I spent a little bit of time recently profiling and optimizing some code.
This is not a usual thing to do for lots of programing tasks, because these days, often code is fast enough to do the job. However fast enough for which computer? One of the machines I run is an old duron 850 mhz from around 1999. Some programs are starting to get a little slow. Because developers are only testing to make sure their programs run on the latest hardware. Lots of people I know still have computers even older than this! So I want things to run really nicely on my slow machine at least. In the hopes that it will run nicely on other peoples slow computers. Luckily it often doesn't take too mucheffort to speed things up.
Most things I do run ok even on my old slow machine. However on two demanding applications I am working on there is a needfor profiling and optimization.
Here are some of the things I found...
Python game optimization.
My game holepit was leaking a little bit of memory between levels. It turned out that a destructor was not being called for the level, so a dislay list was not being freed. I think there may have been an error in the destructor(which doesn't tell python if there is an error there), or python was waiting to garbage collect it. Whatever. I just put an explit clean up call there.
Also the display list was getting compiled and executed every frame. Rather than reusing the previously compiled display list. This gave quite a big speed up too. The moral of the story... memory leaks are bad, and so is garbage collection in performance intensive situations requiring os cleanup(opengl resources, and file resources).
For mouse motion events, sometimes three or four could be delivered per frame. So my 'turn the avatar around' code was being called up to four times times a frame. This turned out to be a major cause of slow down in the intro sequence because there the time is sped up. The intro uses recorded mouse events to control a character which writes the word 'holepit' on the screen. It was getting up to eight a frame. Once I filtered these events to only update on the last mouse motion event every frame then the intro sequence ran a lot better. Such that it didn't skip between sections of the word. Much nicer looking :)
It had less of an inpact in the main game though.
One thing that did come up though was a place where I was using the dreaded 'exec'. This was in some code which interfaces with C++ code. Finding a class name encoded into a string pointer, and constructing that class. So I removed the exec call by storing the classes in a dict keyed by thier names, then constructed the classes from that instead.
This did make a noticable performance impact.
There were a number of other low hanging fruit in holepit for increasing the performance. However the game was now runing quite a bit faster than before such that it is running faster than vsync on my slow computer(over 75 fps). So now it is 'fast enough'.
Now the tactic I used to optimize www.pretendpaper.com was quite a bit different.
As of this writing the website still needs a bunch of work to make faster. But it is getting close to usable now. It takes 4-5 seconds to load on my slower computer, less on my faster one.
I already knew without profiling some of the slow bits. There is *lots I can do to pretendpaper.com to speed it up. But I knew of a couple of sure things which would give massive speedups. Also I knew that by chosing this one thing, it would only take me very little time, and not require much reworking of code.

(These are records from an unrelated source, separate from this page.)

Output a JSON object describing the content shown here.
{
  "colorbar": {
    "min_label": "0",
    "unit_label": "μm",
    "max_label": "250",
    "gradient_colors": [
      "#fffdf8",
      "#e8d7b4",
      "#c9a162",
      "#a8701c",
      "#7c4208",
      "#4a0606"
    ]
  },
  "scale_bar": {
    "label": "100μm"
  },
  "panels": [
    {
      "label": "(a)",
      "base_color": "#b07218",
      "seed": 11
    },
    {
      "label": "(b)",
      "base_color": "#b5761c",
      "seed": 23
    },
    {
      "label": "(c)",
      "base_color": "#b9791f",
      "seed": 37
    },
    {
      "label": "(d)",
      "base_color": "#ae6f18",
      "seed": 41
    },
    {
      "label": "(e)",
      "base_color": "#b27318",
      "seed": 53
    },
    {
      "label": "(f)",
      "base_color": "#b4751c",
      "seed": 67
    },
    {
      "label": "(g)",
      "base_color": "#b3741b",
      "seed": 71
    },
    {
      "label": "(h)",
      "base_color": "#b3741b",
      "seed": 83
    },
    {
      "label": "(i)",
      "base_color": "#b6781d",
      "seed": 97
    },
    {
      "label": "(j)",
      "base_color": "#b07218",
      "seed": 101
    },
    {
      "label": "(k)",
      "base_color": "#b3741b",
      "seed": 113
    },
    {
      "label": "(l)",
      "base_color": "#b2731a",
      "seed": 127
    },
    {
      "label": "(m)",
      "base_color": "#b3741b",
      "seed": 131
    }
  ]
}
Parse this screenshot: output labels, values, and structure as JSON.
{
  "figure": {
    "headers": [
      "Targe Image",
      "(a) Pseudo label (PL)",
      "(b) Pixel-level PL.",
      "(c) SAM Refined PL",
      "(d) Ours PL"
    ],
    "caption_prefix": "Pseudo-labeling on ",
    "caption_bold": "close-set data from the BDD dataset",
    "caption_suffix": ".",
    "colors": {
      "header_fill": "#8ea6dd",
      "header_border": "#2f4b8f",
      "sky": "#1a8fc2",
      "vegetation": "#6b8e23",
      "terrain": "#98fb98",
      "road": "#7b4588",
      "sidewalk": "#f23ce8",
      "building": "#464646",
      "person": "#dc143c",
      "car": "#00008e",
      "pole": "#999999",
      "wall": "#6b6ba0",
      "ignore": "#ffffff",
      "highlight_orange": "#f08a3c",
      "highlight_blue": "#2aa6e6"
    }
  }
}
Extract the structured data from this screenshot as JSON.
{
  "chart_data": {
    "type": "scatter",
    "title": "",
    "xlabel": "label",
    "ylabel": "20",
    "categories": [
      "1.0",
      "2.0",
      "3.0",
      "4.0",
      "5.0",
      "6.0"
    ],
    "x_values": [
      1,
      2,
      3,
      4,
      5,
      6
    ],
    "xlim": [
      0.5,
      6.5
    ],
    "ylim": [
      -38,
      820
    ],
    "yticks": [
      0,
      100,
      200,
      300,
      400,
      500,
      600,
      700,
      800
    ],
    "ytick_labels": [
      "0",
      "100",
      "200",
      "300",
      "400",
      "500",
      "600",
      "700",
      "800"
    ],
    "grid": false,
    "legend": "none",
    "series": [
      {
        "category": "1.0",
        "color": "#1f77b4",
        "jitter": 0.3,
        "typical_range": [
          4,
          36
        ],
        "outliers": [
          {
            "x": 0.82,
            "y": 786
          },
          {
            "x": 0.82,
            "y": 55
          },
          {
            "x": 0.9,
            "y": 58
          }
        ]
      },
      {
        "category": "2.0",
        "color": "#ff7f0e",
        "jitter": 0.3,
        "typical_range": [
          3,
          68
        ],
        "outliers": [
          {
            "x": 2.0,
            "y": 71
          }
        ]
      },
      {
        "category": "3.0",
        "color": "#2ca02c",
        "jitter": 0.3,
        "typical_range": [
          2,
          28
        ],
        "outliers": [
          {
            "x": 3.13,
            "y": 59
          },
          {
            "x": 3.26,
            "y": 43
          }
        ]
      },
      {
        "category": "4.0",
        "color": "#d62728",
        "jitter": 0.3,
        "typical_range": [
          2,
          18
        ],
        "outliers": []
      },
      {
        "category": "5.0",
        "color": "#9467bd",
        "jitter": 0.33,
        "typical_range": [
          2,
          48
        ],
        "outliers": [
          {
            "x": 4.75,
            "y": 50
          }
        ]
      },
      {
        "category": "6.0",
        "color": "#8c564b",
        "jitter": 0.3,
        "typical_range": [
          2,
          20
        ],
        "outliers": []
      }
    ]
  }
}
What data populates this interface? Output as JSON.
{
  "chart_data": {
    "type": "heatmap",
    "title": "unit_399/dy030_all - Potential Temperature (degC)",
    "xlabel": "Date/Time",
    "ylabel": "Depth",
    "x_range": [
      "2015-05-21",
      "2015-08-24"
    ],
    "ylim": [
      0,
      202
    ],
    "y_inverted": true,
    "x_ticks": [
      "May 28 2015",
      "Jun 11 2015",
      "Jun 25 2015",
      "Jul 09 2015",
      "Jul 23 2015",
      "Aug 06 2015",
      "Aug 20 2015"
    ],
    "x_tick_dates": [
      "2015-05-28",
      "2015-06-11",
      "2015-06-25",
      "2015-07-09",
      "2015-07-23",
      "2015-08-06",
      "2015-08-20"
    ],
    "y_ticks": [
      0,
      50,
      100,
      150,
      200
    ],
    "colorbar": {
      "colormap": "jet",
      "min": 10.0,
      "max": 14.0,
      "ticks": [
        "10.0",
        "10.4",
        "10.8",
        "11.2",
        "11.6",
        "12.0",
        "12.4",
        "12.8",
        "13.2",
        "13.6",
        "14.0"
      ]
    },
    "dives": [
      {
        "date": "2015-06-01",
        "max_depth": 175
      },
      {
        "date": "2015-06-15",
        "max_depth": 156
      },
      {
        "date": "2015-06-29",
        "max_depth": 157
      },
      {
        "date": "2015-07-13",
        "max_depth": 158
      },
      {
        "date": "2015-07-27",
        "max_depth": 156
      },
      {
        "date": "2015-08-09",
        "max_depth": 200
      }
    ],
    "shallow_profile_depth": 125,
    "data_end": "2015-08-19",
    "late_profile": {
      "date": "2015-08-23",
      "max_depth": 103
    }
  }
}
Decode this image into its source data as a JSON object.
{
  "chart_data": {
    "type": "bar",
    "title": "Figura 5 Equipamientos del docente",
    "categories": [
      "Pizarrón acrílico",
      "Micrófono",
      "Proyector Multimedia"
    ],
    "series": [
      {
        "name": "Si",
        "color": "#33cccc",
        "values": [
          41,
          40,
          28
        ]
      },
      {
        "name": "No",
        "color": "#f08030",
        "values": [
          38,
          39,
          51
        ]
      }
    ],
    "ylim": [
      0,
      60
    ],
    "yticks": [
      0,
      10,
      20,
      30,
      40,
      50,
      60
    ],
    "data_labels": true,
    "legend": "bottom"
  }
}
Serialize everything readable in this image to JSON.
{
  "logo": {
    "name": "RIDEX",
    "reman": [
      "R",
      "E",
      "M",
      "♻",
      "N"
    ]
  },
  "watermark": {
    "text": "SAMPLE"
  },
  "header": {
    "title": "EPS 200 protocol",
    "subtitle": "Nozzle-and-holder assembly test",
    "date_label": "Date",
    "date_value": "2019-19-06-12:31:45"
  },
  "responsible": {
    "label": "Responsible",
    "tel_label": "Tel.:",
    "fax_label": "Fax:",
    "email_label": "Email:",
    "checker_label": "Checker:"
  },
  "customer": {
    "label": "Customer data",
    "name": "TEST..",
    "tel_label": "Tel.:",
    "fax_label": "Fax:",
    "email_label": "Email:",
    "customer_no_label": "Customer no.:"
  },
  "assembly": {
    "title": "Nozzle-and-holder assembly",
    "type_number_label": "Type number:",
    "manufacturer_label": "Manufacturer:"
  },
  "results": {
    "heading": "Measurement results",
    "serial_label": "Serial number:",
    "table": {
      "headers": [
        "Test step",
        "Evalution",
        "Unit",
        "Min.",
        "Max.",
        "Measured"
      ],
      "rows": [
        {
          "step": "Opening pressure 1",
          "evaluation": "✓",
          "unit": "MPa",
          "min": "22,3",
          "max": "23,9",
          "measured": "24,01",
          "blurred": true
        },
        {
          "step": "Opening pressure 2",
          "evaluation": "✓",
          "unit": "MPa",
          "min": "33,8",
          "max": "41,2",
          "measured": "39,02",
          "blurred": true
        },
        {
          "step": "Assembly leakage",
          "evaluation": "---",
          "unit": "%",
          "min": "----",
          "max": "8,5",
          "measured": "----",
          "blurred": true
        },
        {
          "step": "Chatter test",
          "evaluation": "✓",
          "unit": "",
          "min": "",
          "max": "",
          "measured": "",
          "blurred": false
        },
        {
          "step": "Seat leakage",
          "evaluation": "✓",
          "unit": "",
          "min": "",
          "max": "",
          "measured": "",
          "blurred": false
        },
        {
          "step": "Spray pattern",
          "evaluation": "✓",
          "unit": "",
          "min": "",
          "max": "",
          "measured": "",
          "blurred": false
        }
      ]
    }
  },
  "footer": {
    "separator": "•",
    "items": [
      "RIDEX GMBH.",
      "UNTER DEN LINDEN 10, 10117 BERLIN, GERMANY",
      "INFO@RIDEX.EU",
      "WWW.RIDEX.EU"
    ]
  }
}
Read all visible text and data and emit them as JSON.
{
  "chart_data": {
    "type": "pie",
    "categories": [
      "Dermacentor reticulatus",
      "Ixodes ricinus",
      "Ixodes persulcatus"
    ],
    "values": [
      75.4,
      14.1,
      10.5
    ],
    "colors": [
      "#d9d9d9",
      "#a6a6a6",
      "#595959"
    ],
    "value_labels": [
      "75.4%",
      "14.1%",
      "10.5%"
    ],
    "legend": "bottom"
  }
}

I just put eight requests into one request. Those eight requests always happened anyway, so I might as well do them at once all the time. The overall time to request one big thing is less because 1) there is no latency between the requests. 2) there is better compression because some of the data in the requests is the same.
During changing the requests to use the same one I found quite a bit of duplicated code. As well as some things which could be easily done(and cached) on the server side. Saving the client side quite a bit of work.
More waffling on about the differences.
So even without a profiler, you can sometimes just know what bits are slow. However a profiler can definitely help you out. Especially for a large amounts of code, or when you did not write the code in the first place.
Optimizing towards fast enough is a good goal. As long as you optimize for fast enough on the computers that it will run on, not your brand new really fast machine. Just optimizing to fast enough is important when there are still lots of features needed to add, and bugs to fix.